I just wanna run. I love running. Its one of the very few things that makes me happy. When im running i feel alive. I feel awesome when im running, especially when I start getting tired. Life seems like its worth it when im running. I really wanna run my fastest but I’m scared of doing so because I’m afraid I might make people uncomfortable. One time in high school i was at track practice and i was trying my best and everything and some kid made fun of me and called me a “try-hard”. Now that i think about it, i could’ve just replied to him and said “try-easy”. But my point is that i love running and i especially love running my fastest but i make people uncomfortable i guess. I don’t know what I’m doing wrong. I dont understand how i become an asshole just cuz i wanna run fast. I dont want to upset anyone. Surely there’s nothing wrong with me…right? I get nasty looks from people sometimes when im running my fastest. Some people think im running from someone. I havent ran a 400meter since junior yr in high school but I’m aching to get back out there and just do what i love. Should i just do me?
2 comments
Yes, just do you!

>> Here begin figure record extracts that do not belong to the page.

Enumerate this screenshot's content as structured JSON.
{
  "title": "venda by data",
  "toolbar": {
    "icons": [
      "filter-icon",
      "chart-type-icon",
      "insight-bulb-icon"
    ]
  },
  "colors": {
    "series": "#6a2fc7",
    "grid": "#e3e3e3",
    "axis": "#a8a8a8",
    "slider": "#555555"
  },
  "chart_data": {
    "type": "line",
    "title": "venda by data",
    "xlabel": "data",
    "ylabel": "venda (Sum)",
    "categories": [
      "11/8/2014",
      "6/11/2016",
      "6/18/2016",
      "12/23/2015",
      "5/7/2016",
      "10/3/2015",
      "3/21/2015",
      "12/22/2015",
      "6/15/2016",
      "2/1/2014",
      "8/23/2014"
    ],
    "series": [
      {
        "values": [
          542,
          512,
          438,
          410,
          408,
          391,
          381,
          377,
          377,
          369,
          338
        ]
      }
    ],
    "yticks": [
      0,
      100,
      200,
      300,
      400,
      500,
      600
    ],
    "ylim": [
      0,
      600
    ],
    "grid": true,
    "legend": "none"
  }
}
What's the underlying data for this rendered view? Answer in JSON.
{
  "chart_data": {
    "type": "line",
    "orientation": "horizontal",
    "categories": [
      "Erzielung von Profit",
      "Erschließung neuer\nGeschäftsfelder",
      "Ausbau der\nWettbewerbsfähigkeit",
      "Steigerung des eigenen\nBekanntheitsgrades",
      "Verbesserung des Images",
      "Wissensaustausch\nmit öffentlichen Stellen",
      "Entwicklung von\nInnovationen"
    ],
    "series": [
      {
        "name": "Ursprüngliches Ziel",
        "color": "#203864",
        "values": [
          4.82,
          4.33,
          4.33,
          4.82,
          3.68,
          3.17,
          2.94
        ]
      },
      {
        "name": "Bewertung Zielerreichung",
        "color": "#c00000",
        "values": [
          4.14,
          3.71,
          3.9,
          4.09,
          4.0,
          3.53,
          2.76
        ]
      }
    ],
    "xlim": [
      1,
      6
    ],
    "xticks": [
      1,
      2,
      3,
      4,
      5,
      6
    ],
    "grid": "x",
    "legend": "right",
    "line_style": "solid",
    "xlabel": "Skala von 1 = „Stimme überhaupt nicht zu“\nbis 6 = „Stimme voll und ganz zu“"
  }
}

You’re not an a**hole, people are. Maybe you should attach a banner on your back that says “I Just love running!” so while you’re running, it’s waving behind you and people will know you’re not running from someone. Don’t be afraid to do what makes you happy because it’s your life, not theirs.
Definitely! Running makes you happy, you love it, why would you give it all away just because few people don’t like it?
If it doesn’t directly hurt others, it’s a good thing you can do for yourself. Do what you love.